Bush As Usual-Haten
Bush has threatened once more to use his veto
power to block the passing of long debated leg-
islation on hate crimes calling the law unnecessary.
But this bill is also backed by some republicans and
could once again show that the prez is once again
going against the will of the people. What are your
thoughts about this civil rights issue?
President Bush threatened today to veto a long-debated bill, headed for passage by the Democratic-controlled House, that would expand the federal hate-crime law to include violent acts motivated by a victim's sexual orientation, gender or disability. The House is expected later today to approve the measure, the first major expansion of the law since it was passed in 1968, with Republican support. The Senate is expected to follow suit soon. Just hours before the vote, the White House issued a statement calling the legislation unnecessary and declaring that that if it reached the president's desk, "his senior advisors would recommend that he veto the bill.
" In the Senate, the expansion of the bill is named after Matthew Shepard, the gay Wyoming college student whose fatal 1998 beating helped inspire the legislation. Shepard's parents were among those who have lobbied for the bill's passage. Also spurring the measure were other high-profile incidents, including the 1999 shooting attack on a Jewish community center in the San Fernando Valley by a white supremacist. The bill -- besides expanding the definition of crimes that would be covered under the law -- would broaden federal authority to aid state and local law enforcement in investigating and prosecuting hate crimes motivated by race, religion, national origin and color, as well as sexual orientation, gender and disability.
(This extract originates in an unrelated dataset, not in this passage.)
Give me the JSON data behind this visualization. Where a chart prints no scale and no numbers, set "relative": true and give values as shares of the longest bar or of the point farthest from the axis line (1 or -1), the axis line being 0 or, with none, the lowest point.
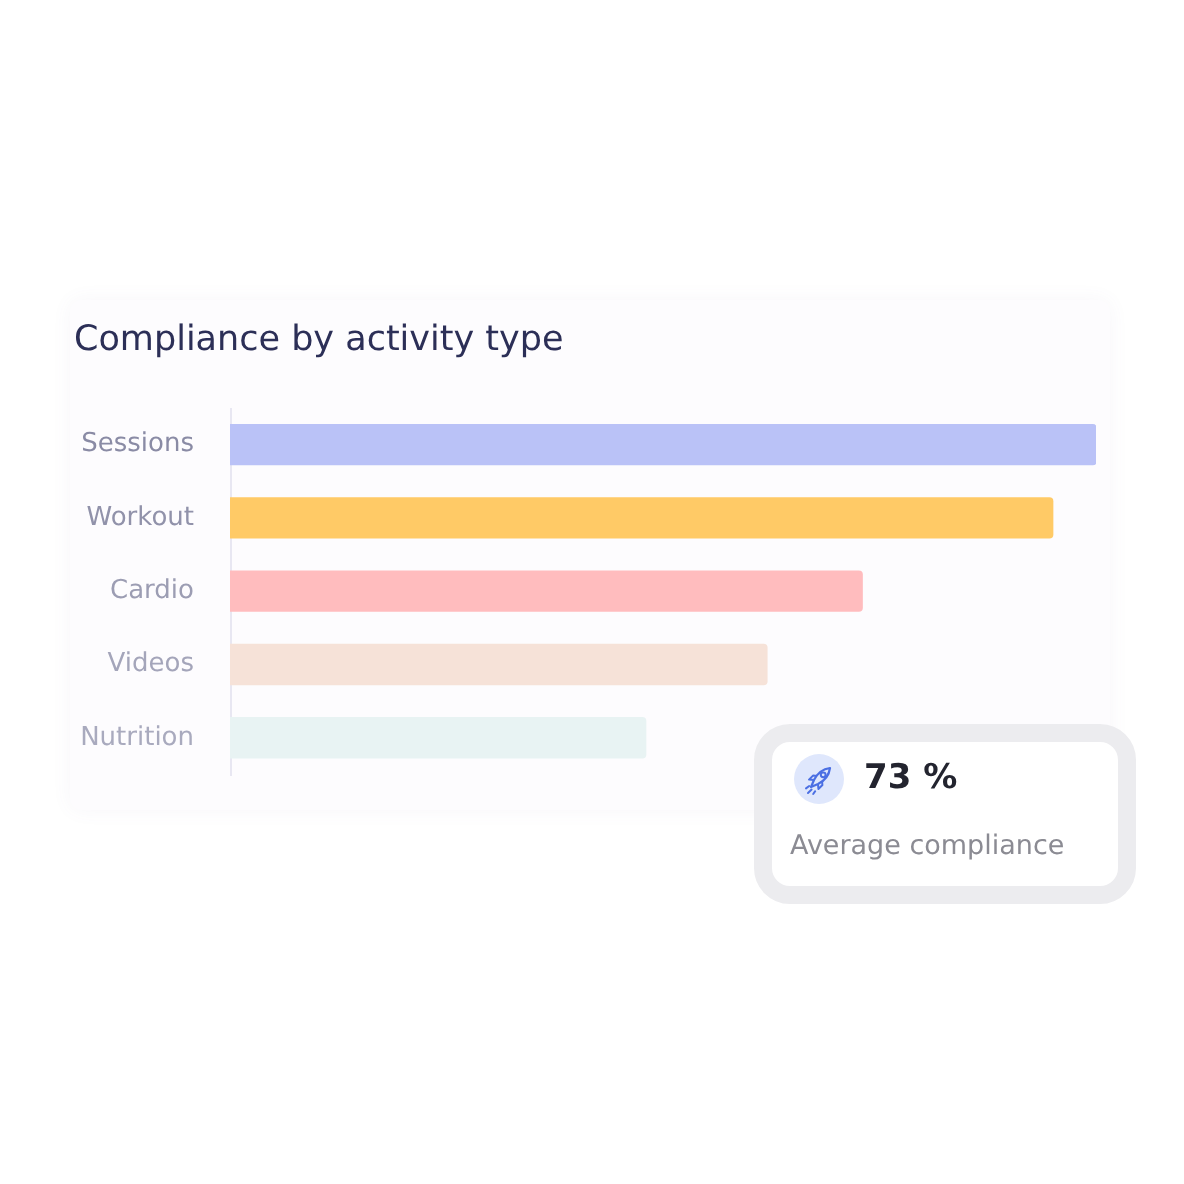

Under the 1968 law passed after the assassination of the Rev. Martin Luther King, federal authorities can investigate and prosecute violence motivated by a victim's religion, race, national origin or color if the act is committed against someone engaged in a federally protected activity, such as voting or attending public school. "Expanding the circumstances under which certain hate crimes maybe prosecuted by removing the 'federally protected activity' requirement will permit the federal government to provide assistance to state law enforcement in a wider range of circumstances, and criminalize instances of vicious bias-motivated crimes that presently fall outside the reaches of the federal criminal laws," according to a report by the House Judiciary Committee.